Rheumatic Heart Disease
Rheumatic heart disease (RHD) has been eliminated in all industrialized countries, but still takes a large toll of lives of young individuals in India. It is entirely preventable as shown by an Indian Council of Medical Research (ICMR) project (1994) utilizing the School Health Services and Primary Health Centers. Rheumatic heart disease received mention in the Fifth Five-Year Plan (1966–71), but no successive plan make any mention of heart disease prevention.4,5
Pediatric Cardiology
There are no hard data on the number of children with congenital heart malformation, but extrapolating the data from elsewhere it is 8 per 1,000 live births 130,000–270,000 children are born each year with congenital heart defects of whom some 80,000 need same form of intervention in infancy. It is a resource intensive specialty and is expensive particularly of newborns and infants. The facilities for pediatric cardiology and cardiac surgery are restricted to about three or four private centers in the whole country. There has been no attempt to build such centers in the public sector. Research also needs to be done in prevention in this group.
RESEARCH
Although every heart center in India has the label of “research center” following it, research is conspicuous by its absence. There is much scope for research in India in conditions peculiar to this country, both basic and operational. A scrutiny of peer reviewed journals makes this abundantly clear.

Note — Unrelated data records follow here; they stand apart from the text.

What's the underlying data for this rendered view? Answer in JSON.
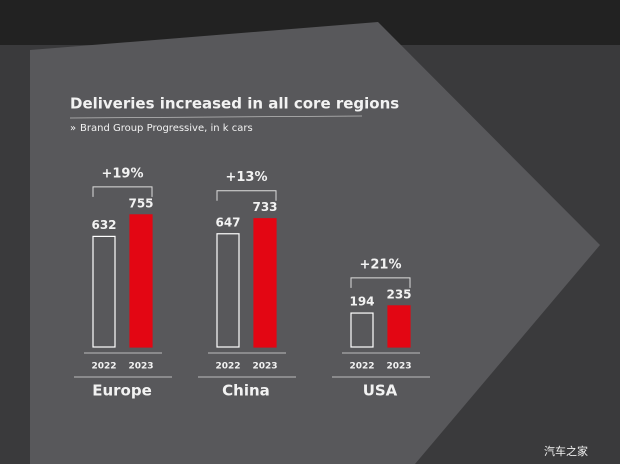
{
  "chart_data": {
    "type": "bar",
    "title": "Deliveries increased in all core regions",
    "subtitle": "Brand Group Progressive, in k cars",
    "categories": [
      "Europe",
      "China",
      "USA"
    ],
    "series": [
      {
        "name": "2022",
        "color": "#ffffff",
        "fill": false,
        "values": [
          632,
          647,
          194
        ]
      },
      {
        "name": "2023",
        "color": "#e30613",
        "fill": true,
        "values": [
          755,
          733,
          235
        ]
      }
    ],
    "annotations": [
      "+19%",
      "+13%",
      "+21%"
    ]
  },
  "watermark": "汽车之家"
}
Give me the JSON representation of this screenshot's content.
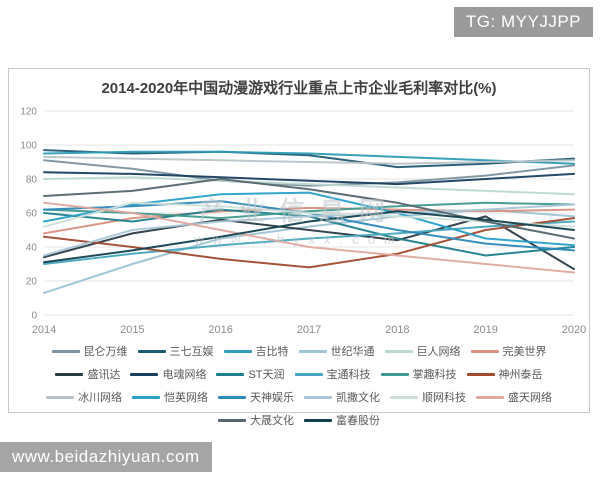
{
  "badges": {
    "top_right": "TG: MYYJJPP",
    "bottom_left": "www.beidazhiyuan.com"
  },
  "watermark": {
    "line1": "产业信息网",
    "line2": "www.chyxx.com"
  },
  "chart_data": {
    "type": "line",
    "title": "2014-2020年中国动漫游戏行业重点上市企业毛利率对比(%)",
    "x": [
      "2014",
      "2015",
      "2016",
      "2017",
      "2018",
      "2019",
      "2020"
    ],
    "ylim": [
      0,
      120
    ],
    "yticks": [
      0,
      20,
      40,
      60,
      80,
      100,
      120
    ],
    "grid": true,
    "legend_position": "bottom",
    "axis_label_color": "#8c8c8c",
    "gridline_color": "#e4e4e4",
    "series": [
      {
        "name": "昆仑万维",
        "color": "#7d929e",
        "values": [
          91,
          86,
          79,
          76,
          78,
          82,
          88
        ]
      },
      {
        "name": "三七互娱",
        "color": "#1f5b73",
        "values": [
          97,
          95,
          96,
          94,
          87,
          89,
          92
        ]
      },
      {
        "name": "吉比特",
        "color": "#2e9db5",
        "values": [
          95,
          96,
          96,
          95,
          93,
          91,
          89
        ]
      },
      {
        "name": "世纪华通",
        "color": "#9dc3d4",
        "values": [
          13,
          30,
          45,
          52,
          58,
          62,
          58
        ]
      },
      {
        "name": "巨人网络",
        "color": "#bcd8d2",
        "values": [
          80,
          81,
          79,
          77,
          75,
          73,
          71
        ]
      },
      {
        "name": "完美世界",
        "color": "#d8907f",
        "values": [
          48,
          57,
          61,
          63,
          62,
          61,
          62
        ]
      },
      {
        "name": "盛讯达",
        "color": "#2b3b44",
        "values": [
          34,
          48,
          56,
          50,
          44,
          58,
          27
        ]
      },
      {
        "name": "电魂网络",
        "color": "#173f5f",
        "values": [
          84,
          83,
          81,
          79,
          77,
          80,
          83
        ]
      },
      {
        "name": "ST天润",
        "color": "#1e7f8c",
        "values": [
          60,
          55,
          62,
          58,
          45,
          35,
          40
        ]
      },
      {
        "name": "宝通科技",
        "color": "#45a6bd",
        "values": [
          30,
          36,
          41,
          45,
          48,
          52,
          55
        ]
      },
      {
        "name": "掌趣科技",
        "color": "#3f9a8d",
        "values": [
          62,
          60,
          57,
          61,
          64,
          66,
          65
        ]
      },
      {
        "name": "神州泰岳",
        "color": "#a04a2e",
        "values": [
          46,
          40,
          33,
          28,
          36,
          50,
          57
        ]
      },
      {
        "name": "冰川网络",
        "color": "#b9c4c9",
        "values": [
          93,
          92,
          91,
          90,
          89,
          90,
          91
        ]
      },
      {
        "name": "恺英网络",
        "color": "#29a0c8",
        "values": [
          55,
          65,
          71,
          72,
          60,
          45,
          41
        ]
      },
      {
        "name": "天神娱乐",
        "color": "#2d89b8",
        "values": [
          62,
          64,
          67,
          60,
          50,
          42,
          38
        ]
      },
      {
        "name": "凯撒文化",
        "color": "#a9c6d8",
        "values": [
          35,
          50,
          55,
          58,
          60,
          62,
          65
        ]
      },
      {
        "name": "顺网科技",
        "color": "#cfe0da",
        "values": [
          52,
          66,
          64,
          60,
          58,
          55,
          52
        ]
      },
      {
        "name": "盛天网络",
        "color": "#dfa89e",
        "values": [
          66,
          60,
          50,
          40,
          35,
          30,
          25
        ]
      },
      {
        "name": "大晟文化",
        "color": "#55666e",
        "values": [
          70,
          73,
          80,
          74,
          66,
          55,
          45
        ]
      },
      {
        "name": "富春股份",
        "color": "#12404e",
        "values": [
          31,
          38,
          46,
          55,
          61,
          56,
          50
        ]
      }
    ]
  }
}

LACK OF INTERNATIONAL RECOGNITION
Lastly why have big international conferences on heart disease by passed India? The Fifth World Congress of Cardiology was the only World Congress held in India so far in 1966. It has been held two or three times in many smaller countries since the first one in 1950. The APSC founded 1956 has held only one meeting in Mumbai in 2005. These conferences are now held once in 2 years. Exposure to World Cardiology of a large number of Indian doctors would be an inspiration. Why has it not been done?
It seems, in spite of a well-organized society, the fruits of research in modern cardiology, although available in India in large measure is denied to the majority of Indians. Something should be done and quickly to reverse this trend.
REFERENCES
- Braunwald E. Shattuck Lecture Cardiovascular Medicine at the turn of the Millennium Triunaphs, concerns and opportunities. N Engl J Med. 1997;337:1360–9.
- World Health Organization (2005) Preventing chronic diseases-a vital investment. [online] WHO website. Available from http://www.who.int/chp/chronic_disease_report/en/ [Accessed July 2012]
- Ghosh Jayanti. 2011 UCL Lancet Lecture. The Lancet. 2011;378:1986.
- Padmavati S, Bhatia D. Control of rheumatic fever and rheumatic heart disease in India through School Health Services. ICMR Pilot Project. 1984–1990. [online] ICMR website. Available from www.icmr.nic.in Accessed July 2012]
- Sharma KB, Prakash Kunti. Community control of Rheumatic Fever and Rheumatic Heart Disease. 1982/1990.ICMR 1994.